Życie w UK
Żydzi w Londynie biją na alarm: raz na trzy dni ktoś ich znieważa
W okolicach Stamford Hill w Londynie mieszka ponad 30-tysięczna społeczność chasydzkich Żydów. To największe skupisko ortodoksów w Wielkiej Brytanii. Są mocno zaniepokojeni, bo w 2015 roku dwukrotnie wzrosła liczba antysemickich przestępstw.
Swastyki i antysemickie hasła pojawiają się na murach, a na ulicach Żydzi zgłaszają coraz więcej przypadków rasistowskich napaści, także z użyciem przemocy. Wszystkich incydentów było 122, dwa razy więcej niż w 2014 roku.
Podobnie rośnie też liczba przestępstw islamofobicznych – z 17 do 35 w 2015 roku. Scotland Yard wyliczył, że o jedną trzecią, do 108, wzrosła również liczba przestępstw homofobicznych.
Część przestępstw zgłaszają członkowie Shomrim – żydowskiej milicji patrolującej ulice dzielnicy i zatrzymującej podejrzanych do czasu przyjazdu policji. W 2015 roku zatrzymała 20 osób. Shomrim dostarcza też dowodów i świadków w razie potrzeby dokumentowania przestępstw.
Szef Shomrim, rabin Herschel Gluck, z niepokojem odnosi się do liczb opublikowanych prze Scotland Yard: – Chociaż wzrost liczby przestępstw niektórzy mogą tłumaczyć lepszą sprawozdawczości, to poważny problem – powiedział dla “Evening Standard”.
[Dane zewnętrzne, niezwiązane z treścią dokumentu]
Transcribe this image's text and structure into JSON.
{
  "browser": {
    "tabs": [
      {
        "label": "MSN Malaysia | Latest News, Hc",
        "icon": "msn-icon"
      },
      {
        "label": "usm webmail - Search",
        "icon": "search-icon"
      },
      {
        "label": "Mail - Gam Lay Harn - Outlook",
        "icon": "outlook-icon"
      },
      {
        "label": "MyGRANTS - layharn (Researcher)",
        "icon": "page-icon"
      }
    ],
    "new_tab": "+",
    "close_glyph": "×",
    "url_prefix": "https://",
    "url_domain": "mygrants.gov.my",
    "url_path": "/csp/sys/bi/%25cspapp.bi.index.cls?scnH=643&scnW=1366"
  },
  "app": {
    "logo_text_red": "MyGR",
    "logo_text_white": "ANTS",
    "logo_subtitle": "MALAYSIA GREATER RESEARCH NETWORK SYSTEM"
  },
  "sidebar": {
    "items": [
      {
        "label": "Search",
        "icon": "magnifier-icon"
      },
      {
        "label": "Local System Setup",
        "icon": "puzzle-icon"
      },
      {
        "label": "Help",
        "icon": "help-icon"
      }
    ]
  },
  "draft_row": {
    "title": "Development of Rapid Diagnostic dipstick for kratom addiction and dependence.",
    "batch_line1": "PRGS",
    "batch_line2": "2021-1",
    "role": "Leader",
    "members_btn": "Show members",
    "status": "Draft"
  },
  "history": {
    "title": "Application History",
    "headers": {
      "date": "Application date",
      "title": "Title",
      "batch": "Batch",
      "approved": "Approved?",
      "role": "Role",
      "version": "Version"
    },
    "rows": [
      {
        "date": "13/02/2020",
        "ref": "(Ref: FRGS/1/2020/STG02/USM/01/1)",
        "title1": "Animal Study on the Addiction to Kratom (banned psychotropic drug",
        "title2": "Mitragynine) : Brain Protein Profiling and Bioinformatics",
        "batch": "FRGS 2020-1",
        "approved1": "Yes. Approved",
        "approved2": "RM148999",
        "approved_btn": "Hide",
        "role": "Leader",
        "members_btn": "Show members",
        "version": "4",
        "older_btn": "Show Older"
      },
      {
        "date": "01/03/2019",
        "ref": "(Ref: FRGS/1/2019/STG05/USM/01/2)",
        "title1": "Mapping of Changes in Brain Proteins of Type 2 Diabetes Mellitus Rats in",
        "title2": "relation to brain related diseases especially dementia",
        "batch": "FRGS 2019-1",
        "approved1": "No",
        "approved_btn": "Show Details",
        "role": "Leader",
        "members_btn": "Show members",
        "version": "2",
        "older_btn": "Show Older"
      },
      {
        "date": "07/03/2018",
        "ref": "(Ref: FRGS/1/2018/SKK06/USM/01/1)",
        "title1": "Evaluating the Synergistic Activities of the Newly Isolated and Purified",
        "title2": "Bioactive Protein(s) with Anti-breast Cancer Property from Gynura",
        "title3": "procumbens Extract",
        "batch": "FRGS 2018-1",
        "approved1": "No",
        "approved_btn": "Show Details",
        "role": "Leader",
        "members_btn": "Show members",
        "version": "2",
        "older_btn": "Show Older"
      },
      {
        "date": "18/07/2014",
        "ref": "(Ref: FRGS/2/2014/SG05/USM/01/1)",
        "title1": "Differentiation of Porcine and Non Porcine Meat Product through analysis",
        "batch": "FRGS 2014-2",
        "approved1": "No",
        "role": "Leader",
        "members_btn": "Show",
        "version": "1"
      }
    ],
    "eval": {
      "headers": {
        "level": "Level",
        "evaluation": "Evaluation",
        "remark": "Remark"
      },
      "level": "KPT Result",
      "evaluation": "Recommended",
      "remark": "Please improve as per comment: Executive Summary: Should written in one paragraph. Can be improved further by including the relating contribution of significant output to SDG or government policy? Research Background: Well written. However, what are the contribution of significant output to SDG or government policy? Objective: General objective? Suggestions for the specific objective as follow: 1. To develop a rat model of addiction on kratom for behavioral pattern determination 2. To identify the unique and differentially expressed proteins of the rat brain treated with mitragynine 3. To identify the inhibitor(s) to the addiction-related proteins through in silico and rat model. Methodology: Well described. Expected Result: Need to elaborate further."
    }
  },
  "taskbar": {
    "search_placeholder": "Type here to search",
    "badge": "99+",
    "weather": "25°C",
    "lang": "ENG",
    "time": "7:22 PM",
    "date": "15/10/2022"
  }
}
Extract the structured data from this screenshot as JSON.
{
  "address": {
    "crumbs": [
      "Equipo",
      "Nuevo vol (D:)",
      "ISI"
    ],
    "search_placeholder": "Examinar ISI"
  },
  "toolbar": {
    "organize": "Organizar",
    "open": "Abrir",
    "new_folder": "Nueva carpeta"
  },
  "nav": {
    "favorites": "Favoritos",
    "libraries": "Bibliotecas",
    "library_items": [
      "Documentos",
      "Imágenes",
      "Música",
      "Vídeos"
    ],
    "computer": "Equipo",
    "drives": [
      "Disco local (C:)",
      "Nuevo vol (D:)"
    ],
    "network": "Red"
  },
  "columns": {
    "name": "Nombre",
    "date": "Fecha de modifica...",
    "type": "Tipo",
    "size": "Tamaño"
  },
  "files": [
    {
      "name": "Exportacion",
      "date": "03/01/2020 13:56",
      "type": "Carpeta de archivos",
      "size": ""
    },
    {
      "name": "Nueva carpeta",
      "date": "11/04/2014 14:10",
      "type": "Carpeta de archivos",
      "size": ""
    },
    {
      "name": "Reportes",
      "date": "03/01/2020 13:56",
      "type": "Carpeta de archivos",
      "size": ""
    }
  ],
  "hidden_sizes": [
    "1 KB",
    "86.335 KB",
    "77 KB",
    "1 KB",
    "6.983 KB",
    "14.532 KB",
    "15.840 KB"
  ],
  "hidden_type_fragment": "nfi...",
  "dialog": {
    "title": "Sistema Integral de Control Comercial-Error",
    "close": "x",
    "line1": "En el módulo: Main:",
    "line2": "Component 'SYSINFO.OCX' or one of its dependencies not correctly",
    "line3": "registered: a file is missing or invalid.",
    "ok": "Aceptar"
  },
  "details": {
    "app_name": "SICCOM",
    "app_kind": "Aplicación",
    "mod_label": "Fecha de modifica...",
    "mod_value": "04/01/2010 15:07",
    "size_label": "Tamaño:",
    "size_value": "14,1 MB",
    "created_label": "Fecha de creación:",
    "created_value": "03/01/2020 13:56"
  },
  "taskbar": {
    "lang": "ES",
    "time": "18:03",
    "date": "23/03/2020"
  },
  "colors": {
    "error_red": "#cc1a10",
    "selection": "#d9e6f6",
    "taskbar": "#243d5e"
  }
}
Liderzy żydowskiej społeczności uważają, że prawdziwe liczby są jeszcze wyższe, podkreślając, że część przestępstw przeciwko mieniu w ich dzielnicy ma tak naprawdę podłoże antysemickie. Jednym z większych zagrożeń były napady, planowane przez osadzonego obecnie w więzieniu neonazistę Joshuę Bonehill-Payne.
Przestępczość w całym Hackney wzrosła rok do roku o około 2 tysiące przypadków.